Quien tome en serio esta Admonición se verá colmado por Dios. En él no cabe la vanagloria, la propia complacencia, el orgullo. Se alejan todos los impedimentos que se oponen a la convivencia fraterna. La auténtica comunidad fraterna del Evangelio brota de esta humildad.

 

2. Damos un paso adelante al hacernos la siguiente pregunta: ¿me alegro del bien que Dios dice y obra a través de mi prójimo?

 

Quizás debiéramos aprender, en primer lugar, a ver el bien en nuestro prójimo y reconocerlo dando gracias a Dios. Precisamente hoy día parece que los hombres muestran especial predilección en ver y constatar el mal ajeno cuando, en realidad, el Creador ha dado a cada uno cosas buenas. Dios puede obrar el bien a través de quien Él quiera. Un acto de auténtica glorificación divina, que no debería faltar en la vida de todo humilde siervo de Dios, consiste en descubrir y reconocer este bien. Descubrir el bien ajeno y reconocerlo con alegría y sin envidia constituye uno de los pasos más importantes en el camino hacia el amor fraterno, ya que nos facilita una correcta comprensión del prójimo y, con ello, una fundamentada apreciación de sus valores, lo que constituye la esencia de la caridad. Este conocimiento posibilita «en la piedad, el amor fraterno; y en el amor fraterno, el amor divino» (2 Pe 1,7).

 

3. La convivencia fraterna se ve bastante perturbada con frecuencia por los que siempre exigen de los demás, pero de sí mismos nunca dan a Dios lo que le pertenece; por no hablar de su olvido en dar al prójimo lo que es de su pertenencia.

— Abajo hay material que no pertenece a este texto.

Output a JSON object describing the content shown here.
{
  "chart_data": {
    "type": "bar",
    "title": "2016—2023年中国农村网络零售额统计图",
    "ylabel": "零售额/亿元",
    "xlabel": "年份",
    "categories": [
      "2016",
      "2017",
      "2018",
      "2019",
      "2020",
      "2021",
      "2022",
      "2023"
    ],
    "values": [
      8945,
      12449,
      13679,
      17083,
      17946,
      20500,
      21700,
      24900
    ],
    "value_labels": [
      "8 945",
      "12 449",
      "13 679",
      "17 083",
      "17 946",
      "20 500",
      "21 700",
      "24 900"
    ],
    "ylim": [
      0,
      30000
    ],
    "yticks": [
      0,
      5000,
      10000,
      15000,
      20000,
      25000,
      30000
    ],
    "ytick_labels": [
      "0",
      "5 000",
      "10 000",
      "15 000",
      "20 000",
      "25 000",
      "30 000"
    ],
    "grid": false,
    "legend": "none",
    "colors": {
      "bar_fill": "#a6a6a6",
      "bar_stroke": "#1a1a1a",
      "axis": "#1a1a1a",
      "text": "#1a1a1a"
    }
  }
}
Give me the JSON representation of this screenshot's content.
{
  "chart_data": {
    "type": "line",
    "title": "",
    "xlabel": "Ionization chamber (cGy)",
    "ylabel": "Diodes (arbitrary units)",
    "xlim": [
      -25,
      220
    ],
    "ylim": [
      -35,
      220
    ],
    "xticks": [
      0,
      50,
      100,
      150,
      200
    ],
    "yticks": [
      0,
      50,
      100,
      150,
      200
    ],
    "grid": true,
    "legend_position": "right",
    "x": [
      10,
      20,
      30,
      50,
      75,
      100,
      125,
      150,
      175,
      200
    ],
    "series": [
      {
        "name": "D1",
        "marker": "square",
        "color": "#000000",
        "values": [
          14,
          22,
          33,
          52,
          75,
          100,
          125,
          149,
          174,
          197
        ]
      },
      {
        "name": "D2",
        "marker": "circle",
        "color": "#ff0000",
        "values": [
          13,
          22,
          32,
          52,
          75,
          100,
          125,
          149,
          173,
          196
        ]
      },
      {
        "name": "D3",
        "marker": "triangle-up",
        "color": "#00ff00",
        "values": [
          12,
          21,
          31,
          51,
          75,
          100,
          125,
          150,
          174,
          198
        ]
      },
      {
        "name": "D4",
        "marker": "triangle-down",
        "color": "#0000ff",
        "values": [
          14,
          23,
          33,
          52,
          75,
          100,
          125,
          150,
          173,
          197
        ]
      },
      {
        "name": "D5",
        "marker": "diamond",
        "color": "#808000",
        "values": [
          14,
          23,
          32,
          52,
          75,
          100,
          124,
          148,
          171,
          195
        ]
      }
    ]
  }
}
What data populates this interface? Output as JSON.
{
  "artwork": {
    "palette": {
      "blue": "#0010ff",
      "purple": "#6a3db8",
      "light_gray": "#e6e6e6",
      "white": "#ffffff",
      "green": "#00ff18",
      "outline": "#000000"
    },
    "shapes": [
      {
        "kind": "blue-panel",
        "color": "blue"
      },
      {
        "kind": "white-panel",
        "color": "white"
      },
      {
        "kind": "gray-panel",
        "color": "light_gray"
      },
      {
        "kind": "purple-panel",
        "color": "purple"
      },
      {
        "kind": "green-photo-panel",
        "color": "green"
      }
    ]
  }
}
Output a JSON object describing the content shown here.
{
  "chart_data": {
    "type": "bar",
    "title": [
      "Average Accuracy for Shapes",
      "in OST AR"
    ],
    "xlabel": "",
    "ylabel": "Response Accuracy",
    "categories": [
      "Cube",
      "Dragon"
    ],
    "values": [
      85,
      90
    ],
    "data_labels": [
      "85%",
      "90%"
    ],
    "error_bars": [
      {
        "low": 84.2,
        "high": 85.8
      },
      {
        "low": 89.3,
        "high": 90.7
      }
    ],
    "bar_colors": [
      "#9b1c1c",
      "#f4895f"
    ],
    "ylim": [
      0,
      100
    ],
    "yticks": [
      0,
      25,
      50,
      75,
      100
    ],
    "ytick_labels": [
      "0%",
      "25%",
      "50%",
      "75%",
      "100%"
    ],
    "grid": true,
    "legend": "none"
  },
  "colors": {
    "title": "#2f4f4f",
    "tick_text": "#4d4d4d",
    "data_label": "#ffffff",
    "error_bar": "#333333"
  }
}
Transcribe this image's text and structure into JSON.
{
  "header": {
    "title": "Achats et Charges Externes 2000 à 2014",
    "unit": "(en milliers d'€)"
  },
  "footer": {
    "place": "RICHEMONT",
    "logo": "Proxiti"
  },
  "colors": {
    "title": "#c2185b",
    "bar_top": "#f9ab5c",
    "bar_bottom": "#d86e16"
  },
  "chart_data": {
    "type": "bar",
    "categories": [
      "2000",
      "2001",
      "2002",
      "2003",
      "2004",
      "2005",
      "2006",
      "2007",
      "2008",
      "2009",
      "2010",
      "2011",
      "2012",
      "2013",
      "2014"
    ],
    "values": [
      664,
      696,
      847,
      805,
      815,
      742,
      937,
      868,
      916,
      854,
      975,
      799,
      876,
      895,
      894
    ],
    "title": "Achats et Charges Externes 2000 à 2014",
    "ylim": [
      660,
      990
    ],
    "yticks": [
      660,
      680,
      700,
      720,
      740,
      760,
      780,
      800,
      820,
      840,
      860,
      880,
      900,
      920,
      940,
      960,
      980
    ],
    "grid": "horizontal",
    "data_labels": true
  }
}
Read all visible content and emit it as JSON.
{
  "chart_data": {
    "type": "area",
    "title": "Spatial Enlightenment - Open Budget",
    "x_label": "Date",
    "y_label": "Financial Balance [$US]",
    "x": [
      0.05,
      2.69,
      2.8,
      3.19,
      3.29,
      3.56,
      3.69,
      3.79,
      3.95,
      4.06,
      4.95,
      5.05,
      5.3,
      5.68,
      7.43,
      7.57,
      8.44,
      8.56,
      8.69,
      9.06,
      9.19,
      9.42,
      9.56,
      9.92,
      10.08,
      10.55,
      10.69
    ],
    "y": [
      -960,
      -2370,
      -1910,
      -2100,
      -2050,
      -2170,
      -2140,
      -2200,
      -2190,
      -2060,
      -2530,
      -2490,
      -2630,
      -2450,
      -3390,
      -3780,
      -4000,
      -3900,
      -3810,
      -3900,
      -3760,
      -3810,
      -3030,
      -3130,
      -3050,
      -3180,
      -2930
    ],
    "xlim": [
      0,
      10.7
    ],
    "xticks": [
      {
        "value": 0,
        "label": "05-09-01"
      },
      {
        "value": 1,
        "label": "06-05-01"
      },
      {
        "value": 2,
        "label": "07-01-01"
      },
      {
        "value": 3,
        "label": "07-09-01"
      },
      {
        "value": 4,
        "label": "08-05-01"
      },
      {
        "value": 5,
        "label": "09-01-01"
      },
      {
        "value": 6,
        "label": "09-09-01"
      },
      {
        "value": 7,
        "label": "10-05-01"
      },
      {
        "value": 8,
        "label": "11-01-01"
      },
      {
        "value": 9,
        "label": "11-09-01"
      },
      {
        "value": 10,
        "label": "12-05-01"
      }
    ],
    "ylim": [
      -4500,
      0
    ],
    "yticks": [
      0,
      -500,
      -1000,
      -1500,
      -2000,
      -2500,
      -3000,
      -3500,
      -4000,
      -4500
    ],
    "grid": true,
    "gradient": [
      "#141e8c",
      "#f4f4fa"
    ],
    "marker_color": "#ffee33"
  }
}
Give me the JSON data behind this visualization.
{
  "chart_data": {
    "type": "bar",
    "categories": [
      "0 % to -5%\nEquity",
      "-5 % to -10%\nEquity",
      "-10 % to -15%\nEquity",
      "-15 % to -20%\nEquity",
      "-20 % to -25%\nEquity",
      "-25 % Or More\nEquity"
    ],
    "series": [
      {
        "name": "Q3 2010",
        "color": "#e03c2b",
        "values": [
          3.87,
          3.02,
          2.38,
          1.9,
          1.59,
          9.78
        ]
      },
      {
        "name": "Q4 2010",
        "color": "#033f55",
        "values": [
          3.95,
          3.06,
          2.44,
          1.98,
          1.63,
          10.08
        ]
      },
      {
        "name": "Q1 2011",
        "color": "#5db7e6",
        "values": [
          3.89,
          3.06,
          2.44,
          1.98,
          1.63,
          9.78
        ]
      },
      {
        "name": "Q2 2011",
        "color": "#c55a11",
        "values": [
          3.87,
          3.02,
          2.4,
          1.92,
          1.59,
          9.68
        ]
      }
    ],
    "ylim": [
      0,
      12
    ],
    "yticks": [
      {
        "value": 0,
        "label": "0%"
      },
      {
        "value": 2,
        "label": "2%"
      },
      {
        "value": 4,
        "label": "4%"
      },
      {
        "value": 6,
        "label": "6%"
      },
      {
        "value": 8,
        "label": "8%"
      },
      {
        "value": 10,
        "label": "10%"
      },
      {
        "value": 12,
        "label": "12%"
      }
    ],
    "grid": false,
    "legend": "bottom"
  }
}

Esta actitud lesiona la caridad y no por casualidad Francisco habla, en este caso, de pecado.

 

Comencemos, pues, a servir a los demás, conscientes de nuestra pequeñez y miseria, sabiéndonos responsables de nuestros hermanos y caminando por la senda de la humildad, pidiendo perdón cuando hayamos faltado. De esta humildad nace la genuina caridad fraterna, ya que se destierra nuestro egoísmo harto convencido y seguro de su propia valía e importancia. Quien conoce sus propias faltas y tiene el valor de confesarlas ante Dios y los hombres, se desprende de sí mismo. Sólo Dios le importa e importándole Dios le importa también el hermano.

 

En esta Admonición se ponen al descubierto las profundas e inseparables relaciones entre la pobreza y la humildad: «¡Dama santa Pobreza! Dios te guarde con tu hermana la santa Humildad». Ambas virtudes son las formas fundamentales de nuestra piedad.